Some of the very basic needs for .NET applications to stay competitive in today’s market are to be extremely responsive and scalable. The bottleneck in the way of achieving these benchmarks is your relational database.
This is a two fold bottleneck, first the reads from disk are very inefficient and time consuming. Secondly, you cannot scale out the database tier by adding more database servers. Whereas if you have a .NET distributed cache, it provides fast data access because it is in-memory and it can also scale linearly the same way your application tier does.
NCache is a .NET distributed cache that provides performance and scalability for your applications. It comes with a rich set of features including but not limited to cache elasticity, high availability, data replication, seamless integration with existing technologies and ease of management. Lets just focus on performance and scalability, as identified in the beginning. These are two fundamental metrics needed by .NET applications to survive in today’s world. Let’s see how NCache is positioned to cater for both.

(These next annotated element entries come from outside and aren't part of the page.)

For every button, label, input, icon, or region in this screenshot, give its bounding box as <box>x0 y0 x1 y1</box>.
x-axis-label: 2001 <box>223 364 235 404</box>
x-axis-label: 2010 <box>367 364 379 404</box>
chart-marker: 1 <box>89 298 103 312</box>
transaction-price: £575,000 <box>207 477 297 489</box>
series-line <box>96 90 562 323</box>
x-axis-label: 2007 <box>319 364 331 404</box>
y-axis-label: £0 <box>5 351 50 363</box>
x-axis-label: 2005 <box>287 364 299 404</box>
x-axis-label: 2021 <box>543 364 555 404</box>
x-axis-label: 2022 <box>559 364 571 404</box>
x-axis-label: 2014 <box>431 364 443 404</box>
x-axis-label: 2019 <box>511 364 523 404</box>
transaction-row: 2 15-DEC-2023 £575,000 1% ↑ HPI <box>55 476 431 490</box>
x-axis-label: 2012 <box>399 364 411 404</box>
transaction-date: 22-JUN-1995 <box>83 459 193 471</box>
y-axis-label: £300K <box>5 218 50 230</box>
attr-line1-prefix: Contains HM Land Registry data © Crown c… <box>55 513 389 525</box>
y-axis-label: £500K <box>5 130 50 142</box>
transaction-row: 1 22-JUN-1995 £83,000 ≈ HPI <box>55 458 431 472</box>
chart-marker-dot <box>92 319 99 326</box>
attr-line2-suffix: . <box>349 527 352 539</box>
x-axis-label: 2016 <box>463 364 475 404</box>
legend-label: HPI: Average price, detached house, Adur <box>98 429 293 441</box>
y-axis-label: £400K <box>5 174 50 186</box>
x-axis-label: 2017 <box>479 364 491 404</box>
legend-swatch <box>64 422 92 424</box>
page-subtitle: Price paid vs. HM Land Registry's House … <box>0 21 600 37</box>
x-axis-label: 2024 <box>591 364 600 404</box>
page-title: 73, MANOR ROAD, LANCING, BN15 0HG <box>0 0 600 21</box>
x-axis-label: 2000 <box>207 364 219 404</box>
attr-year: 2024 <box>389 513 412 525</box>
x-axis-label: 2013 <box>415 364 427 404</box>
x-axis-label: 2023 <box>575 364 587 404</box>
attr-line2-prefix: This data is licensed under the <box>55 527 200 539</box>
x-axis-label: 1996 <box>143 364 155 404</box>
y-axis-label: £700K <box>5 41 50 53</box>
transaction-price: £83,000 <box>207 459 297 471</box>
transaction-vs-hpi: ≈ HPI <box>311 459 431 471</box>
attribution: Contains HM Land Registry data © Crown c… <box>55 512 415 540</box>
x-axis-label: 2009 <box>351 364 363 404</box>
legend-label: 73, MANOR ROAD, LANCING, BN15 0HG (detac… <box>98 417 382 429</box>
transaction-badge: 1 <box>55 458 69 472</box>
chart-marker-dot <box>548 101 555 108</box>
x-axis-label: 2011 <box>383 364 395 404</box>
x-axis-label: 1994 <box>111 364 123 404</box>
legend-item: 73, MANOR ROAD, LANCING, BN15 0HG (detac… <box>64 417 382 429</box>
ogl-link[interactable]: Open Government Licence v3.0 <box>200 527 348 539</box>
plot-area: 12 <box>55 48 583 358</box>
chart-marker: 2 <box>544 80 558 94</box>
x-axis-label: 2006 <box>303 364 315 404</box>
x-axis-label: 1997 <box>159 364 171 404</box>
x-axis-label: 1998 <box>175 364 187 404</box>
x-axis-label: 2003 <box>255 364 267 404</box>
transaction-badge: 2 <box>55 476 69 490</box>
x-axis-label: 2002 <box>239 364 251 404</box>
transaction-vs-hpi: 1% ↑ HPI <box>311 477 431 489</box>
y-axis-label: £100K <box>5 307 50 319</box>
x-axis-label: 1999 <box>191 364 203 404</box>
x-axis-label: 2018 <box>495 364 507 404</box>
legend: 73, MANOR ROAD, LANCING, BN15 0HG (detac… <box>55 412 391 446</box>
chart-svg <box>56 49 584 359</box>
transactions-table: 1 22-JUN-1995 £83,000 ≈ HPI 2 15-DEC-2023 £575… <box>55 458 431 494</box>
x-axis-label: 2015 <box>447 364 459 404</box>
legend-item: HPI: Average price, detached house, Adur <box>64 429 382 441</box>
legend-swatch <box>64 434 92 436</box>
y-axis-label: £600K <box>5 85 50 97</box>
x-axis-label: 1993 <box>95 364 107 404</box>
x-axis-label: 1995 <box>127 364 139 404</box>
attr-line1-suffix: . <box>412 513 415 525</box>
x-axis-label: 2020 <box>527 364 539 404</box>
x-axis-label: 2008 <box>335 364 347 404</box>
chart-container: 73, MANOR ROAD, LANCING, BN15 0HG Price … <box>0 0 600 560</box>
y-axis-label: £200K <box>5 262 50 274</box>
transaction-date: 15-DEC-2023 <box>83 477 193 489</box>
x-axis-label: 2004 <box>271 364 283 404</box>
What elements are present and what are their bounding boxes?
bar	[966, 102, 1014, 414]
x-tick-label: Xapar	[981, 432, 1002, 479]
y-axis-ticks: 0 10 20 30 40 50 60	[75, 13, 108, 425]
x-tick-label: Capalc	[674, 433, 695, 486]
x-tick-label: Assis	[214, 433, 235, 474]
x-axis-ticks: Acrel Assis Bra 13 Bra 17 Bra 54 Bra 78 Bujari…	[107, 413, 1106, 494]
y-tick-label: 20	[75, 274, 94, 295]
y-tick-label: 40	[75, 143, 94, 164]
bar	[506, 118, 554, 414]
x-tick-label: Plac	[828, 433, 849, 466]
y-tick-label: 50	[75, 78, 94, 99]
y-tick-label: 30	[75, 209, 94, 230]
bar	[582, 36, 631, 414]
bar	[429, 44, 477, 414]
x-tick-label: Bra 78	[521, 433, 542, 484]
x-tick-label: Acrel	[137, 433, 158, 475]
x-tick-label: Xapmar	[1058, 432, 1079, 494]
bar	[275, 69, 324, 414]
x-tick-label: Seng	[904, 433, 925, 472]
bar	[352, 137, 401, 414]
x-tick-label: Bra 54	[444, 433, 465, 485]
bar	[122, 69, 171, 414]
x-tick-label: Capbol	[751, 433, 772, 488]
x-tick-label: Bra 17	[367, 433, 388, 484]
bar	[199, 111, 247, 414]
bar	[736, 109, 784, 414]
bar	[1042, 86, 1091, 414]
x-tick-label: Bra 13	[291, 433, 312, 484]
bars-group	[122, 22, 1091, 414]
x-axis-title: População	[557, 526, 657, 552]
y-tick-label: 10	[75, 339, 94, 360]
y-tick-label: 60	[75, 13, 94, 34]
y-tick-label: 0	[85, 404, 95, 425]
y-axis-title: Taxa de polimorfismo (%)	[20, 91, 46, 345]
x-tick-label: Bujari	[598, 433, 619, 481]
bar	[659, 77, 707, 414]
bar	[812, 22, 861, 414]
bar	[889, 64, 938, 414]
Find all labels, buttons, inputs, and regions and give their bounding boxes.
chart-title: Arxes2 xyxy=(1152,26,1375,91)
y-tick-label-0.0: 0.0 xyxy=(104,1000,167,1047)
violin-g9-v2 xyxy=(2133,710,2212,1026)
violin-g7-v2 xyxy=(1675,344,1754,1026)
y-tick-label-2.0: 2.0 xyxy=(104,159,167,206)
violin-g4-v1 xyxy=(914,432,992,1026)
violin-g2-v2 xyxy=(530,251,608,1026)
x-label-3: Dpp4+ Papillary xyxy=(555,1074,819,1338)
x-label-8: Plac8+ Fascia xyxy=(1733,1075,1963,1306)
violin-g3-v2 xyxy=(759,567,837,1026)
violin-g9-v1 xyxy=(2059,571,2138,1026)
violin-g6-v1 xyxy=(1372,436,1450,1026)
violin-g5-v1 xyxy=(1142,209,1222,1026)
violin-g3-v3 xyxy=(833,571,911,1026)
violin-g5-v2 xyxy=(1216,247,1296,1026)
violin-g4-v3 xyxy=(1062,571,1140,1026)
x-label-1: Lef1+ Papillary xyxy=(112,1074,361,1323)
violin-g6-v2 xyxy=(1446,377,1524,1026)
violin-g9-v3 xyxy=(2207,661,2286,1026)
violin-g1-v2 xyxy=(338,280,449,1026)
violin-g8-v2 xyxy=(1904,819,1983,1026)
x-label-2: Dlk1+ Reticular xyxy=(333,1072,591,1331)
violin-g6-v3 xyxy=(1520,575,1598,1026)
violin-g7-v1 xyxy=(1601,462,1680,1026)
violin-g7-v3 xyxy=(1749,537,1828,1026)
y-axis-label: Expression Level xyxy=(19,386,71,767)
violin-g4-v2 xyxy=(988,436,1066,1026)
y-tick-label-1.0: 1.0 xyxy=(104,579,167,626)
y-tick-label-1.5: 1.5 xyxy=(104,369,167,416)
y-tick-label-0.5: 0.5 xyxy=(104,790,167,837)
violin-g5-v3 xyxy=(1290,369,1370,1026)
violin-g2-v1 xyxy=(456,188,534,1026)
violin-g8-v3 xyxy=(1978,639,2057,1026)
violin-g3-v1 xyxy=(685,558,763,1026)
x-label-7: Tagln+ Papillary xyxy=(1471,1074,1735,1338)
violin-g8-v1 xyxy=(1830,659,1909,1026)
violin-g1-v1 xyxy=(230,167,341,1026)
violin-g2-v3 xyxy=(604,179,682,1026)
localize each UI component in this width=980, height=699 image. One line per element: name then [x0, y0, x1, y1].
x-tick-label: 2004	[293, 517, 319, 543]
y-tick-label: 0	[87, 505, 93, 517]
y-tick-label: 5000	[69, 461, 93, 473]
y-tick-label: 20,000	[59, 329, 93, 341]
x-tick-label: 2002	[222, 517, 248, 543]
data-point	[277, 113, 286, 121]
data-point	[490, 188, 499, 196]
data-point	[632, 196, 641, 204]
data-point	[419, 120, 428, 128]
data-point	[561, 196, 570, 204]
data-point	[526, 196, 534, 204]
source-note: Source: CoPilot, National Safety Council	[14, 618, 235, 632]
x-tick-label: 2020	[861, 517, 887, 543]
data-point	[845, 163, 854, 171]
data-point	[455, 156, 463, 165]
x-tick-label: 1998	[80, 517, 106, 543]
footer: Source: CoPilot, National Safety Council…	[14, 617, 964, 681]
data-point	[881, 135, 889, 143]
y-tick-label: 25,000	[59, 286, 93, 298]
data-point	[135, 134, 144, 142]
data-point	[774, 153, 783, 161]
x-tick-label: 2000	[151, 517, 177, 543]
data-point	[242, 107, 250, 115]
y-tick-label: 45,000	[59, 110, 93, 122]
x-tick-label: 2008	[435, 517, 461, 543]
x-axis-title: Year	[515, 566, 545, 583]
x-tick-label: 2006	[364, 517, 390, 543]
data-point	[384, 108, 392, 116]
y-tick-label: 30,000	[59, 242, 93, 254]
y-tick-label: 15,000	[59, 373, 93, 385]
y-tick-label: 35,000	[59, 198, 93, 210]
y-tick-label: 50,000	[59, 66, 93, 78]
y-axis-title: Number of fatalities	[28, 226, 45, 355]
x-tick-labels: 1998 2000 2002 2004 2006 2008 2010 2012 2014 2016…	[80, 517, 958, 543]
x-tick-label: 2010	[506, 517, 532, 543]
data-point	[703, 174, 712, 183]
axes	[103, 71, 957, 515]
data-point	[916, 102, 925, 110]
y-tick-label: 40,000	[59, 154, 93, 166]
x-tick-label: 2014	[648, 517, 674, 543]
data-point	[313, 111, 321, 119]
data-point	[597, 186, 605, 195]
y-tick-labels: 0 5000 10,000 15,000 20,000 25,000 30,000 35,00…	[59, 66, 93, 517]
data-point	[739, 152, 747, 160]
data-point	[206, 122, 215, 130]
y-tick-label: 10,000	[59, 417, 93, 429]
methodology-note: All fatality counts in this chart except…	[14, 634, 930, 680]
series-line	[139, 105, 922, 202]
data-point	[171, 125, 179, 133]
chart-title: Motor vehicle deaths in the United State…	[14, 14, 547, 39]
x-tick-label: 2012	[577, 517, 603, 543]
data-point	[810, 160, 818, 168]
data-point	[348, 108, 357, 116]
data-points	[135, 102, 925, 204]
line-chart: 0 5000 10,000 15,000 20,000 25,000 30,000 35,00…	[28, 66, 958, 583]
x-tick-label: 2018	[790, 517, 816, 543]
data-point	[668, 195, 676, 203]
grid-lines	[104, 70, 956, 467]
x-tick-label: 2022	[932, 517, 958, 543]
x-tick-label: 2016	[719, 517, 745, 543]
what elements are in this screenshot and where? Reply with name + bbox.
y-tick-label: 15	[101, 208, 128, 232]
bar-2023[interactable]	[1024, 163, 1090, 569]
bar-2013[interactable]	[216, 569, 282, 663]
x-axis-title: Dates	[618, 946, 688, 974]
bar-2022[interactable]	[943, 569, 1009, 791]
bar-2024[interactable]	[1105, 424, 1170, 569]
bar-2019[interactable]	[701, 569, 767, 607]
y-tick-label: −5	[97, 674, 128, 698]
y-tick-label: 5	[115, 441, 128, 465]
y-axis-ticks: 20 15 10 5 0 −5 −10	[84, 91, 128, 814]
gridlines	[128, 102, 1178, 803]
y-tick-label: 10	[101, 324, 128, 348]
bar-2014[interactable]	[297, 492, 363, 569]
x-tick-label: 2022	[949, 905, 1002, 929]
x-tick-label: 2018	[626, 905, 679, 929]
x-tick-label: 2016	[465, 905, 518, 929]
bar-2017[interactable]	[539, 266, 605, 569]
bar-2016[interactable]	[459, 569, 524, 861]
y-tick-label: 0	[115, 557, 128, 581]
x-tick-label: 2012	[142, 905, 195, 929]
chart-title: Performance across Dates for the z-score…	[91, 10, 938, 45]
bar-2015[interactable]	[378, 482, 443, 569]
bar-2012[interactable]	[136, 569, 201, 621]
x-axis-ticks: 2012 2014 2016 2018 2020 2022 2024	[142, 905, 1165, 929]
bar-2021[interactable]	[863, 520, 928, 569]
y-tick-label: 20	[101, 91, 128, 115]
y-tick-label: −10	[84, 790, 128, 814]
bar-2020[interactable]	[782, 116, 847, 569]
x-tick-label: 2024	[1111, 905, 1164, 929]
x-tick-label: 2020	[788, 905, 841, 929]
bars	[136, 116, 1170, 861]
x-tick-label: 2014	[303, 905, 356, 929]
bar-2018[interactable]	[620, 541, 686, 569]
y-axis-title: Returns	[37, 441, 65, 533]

NCache gets its performance edge over relational database because it keeps its data in memory and not on the disk. The performance boost over relational databases is ten times or higher depending on your hardware and .NET cache positioning in the network. For example if you deploy NCache as a local in-proc cache in your environment, the data access becomes lightning fast.
And the way NCache provides scalability is by allowing you to add more cache servers when your transaction load grows. So, if you see that your application getting overwhelmed by transaction load, just add a new cache server at run-time. You don’t even have to stop your application for this. With this new cache server added, you have the ability to serve more requests and all of this happens transparent to the user. Now, that’s what I mean by scalability.
There are a number of caching topologies that NCache offers to choose from depending on your specific need. The caching topology defines how your data is stored and the way individual cache servers in the cluster interact with one another. For example, Partitioned Cache, Partition-Replica Cache, Replicated Cache, and Mirrored Cache are the caching topologies.
If your primary concern with your .NET cache is scalability and not reliability you can use the ‘Partitioned Cache’ topology. On the other hand, if your primary focus is to get reliability and not scalability you should go for the ‘Replicated Cache’ topology. The ‘Partition-Replica Cache’ is the combination of both of these and gives you the best of both worlds. It provides you with reliability and scalability at the same time with some trade offs.
I would like to conclude by saying that if you want your application to be at par with the growing needs of performance and scalability, .NET distributed cache is the way to go.